Passage
Moreouer as touching the stranger that is not of thy people Israel, who shall come out of a farre countrey for thy Names sake,
Moreouer as touching the stranger that is not of thy people Israel, who shall come out of a farre countrey for thy Names sake,
1 Kings 8:39 Heare thou then in heauen, in thy dwelling place, and be mercifull, and doe, and giue euery man according to all his wayes, as thou knowest his heart, (for thou only knowest the heartes of all the children of men)
1 Kings 8:40 That they may feare thee as long as they liue in ye lad, which thou gauest vnto our fathers.
1 Kings 8:41 Moreouer as touching the stranger that is not of thy people Israel, who shall come out of a farre countrey for thy Names sake,
1 Kings 8:42 (When they shall heare of thy great name, and of thy mightie hande, and of thy stretched out arme) and shall come and pray in this house,
1 Kings 8:43 Heare thou in heauen thy dwelling place, and do according to all that the stranger calleth for vnto thee: that all the people of the earth may know thy Name, and feare thee, as do thy people Israel: and that they may know, that thy Name is called vpon in this house which I haue built.

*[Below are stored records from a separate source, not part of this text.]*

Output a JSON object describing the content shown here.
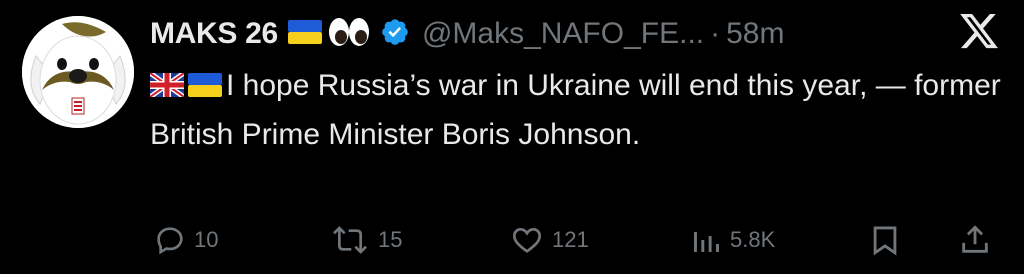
{
  "post": {
    "display_name": "MAKS 26",
    "handle": "@Maks_NAFO_FE...",
    "separator": "·",
    "time": "58m",
    "verified": true,
    "name_emojis": [
      "ukraine-flag",
      "eyes"
    ],
    "text_flags": [
      "uk-flag",
      "ukraine-flag"
    ],
    "text": "I hope Russia’s war in Ukraine will end this year, — former British Prime Minister Boris Johnson."
  },
  "actions": {
    "replies": "10",
    "reposts": "15",
    "likes": "121",
    "views": "5.8K"
  },
  "icons": [
    "x-logo",
    "reply-icon",
    "repost-icon",
    "like-icon",
    "views-icon",
    "bookmark-icon",
    "share-icon"
  ],
  "colors": {
    "background": "#000000",
    "text": "#e7e9ea",
    "muted": "#71767b",
    "verified": "#1d9bf0"
  }
}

The verse centers on "moreouer", "touching", "stranger", "people", "israel", "shall", "come", and "farre". It is saying that the verse draws attention to "moreouer" and "touching", so its meaning should be read from those terms before moving to application.
The nearby context moves from verse 40's "That they may feare thee as long..." into verse 42's "When they shall heare of thy great...", so "moreouer" and "touching" belong inside that flow. In 1 Kings context, the local focus is covenant, worship, and faithfulness.
A plain takeaway is to answer the verse's own emphasis on "moreouer" and "touching" with trust shaped by these words, not by a vague optimism outside the passage.